Not that the cast can be faulted. Their pedigree is impeccable. Julian Glover, instantly recognisable as Bond villain Aristotle Kristatos in For Your Eyes Only, is an Olivier Award-winning actor. As Maurice, he is strident and vulnerable simultaneously. Nichola McAuliffe, too, has an Olivier to her name. As Katy, she is the star turn of the piece, giving an eerily authentic portrayal of the Queen.

As Helena, Sheila Reid, beloved by millions as the acid-tongued Madge Harvey in Benidorm, openly wears her her despair. Raw and overwhelming, it is difficult to watch.

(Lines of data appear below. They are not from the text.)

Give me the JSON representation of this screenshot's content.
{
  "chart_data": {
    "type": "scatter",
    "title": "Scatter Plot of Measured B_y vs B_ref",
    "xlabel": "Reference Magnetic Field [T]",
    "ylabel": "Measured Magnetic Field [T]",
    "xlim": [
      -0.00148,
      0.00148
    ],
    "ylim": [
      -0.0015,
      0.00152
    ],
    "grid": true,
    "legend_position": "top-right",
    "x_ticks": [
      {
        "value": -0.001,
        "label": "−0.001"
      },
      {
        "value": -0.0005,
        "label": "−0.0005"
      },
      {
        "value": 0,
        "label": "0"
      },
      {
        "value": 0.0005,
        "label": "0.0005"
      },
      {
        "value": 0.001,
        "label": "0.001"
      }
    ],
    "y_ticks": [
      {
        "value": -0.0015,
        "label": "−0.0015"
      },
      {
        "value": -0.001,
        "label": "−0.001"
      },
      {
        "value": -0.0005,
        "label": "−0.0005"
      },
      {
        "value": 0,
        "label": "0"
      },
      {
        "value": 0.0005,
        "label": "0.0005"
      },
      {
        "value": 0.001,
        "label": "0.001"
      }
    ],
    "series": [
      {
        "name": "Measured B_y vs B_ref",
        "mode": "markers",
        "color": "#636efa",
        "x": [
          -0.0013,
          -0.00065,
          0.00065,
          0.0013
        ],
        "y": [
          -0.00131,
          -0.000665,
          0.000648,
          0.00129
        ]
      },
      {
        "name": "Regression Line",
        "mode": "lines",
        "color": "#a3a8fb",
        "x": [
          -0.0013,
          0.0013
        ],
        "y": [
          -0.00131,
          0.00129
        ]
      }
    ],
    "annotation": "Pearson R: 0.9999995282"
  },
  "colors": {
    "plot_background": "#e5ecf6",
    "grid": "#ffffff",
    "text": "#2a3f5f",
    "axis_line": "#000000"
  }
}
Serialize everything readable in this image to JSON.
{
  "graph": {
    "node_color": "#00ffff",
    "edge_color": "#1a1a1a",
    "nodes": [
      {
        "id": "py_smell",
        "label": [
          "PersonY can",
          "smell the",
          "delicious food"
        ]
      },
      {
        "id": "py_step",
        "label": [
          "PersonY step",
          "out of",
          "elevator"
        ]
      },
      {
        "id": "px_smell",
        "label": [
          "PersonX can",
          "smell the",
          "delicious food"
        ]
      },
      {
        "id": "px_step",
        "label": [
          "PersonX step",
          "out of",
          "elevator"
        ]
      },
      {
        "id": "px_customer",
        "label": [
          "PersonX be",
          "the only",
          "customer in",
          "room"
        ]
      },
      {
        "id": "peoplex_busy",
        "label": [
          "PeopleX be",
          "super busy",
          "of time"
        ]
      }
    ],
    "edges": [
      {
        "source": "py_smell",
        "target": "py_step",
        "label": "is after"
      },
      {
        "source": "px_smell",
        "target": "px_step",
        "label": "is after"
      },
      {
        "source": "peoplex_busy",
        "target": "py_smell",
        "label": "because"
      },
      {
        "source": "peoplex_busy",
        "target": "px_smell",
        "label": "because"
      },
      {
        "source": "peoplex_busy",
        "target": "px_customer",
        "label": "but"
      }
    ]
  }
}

The problem is, Maurice’s Jubilee is the sort of play I thought (or maybe hoped) people had stopped writing 30 years ago. Yes, there are beautifully acerbic one-liners and tender moments to melt the hardest heart. There’s even a monologue – too long – in which Maurice opens his soul as he recalls meeting the Queen on the eve of the Coronation, but it’s all so predictable and safe. It’s twee, sycophantic and the dénouement comes as little, if any, surprise.

That said, I’m sure there’s still a matinee circuit in the south of England for work like this. I’m just not convinced the Edinburgh Fringe is a good fit.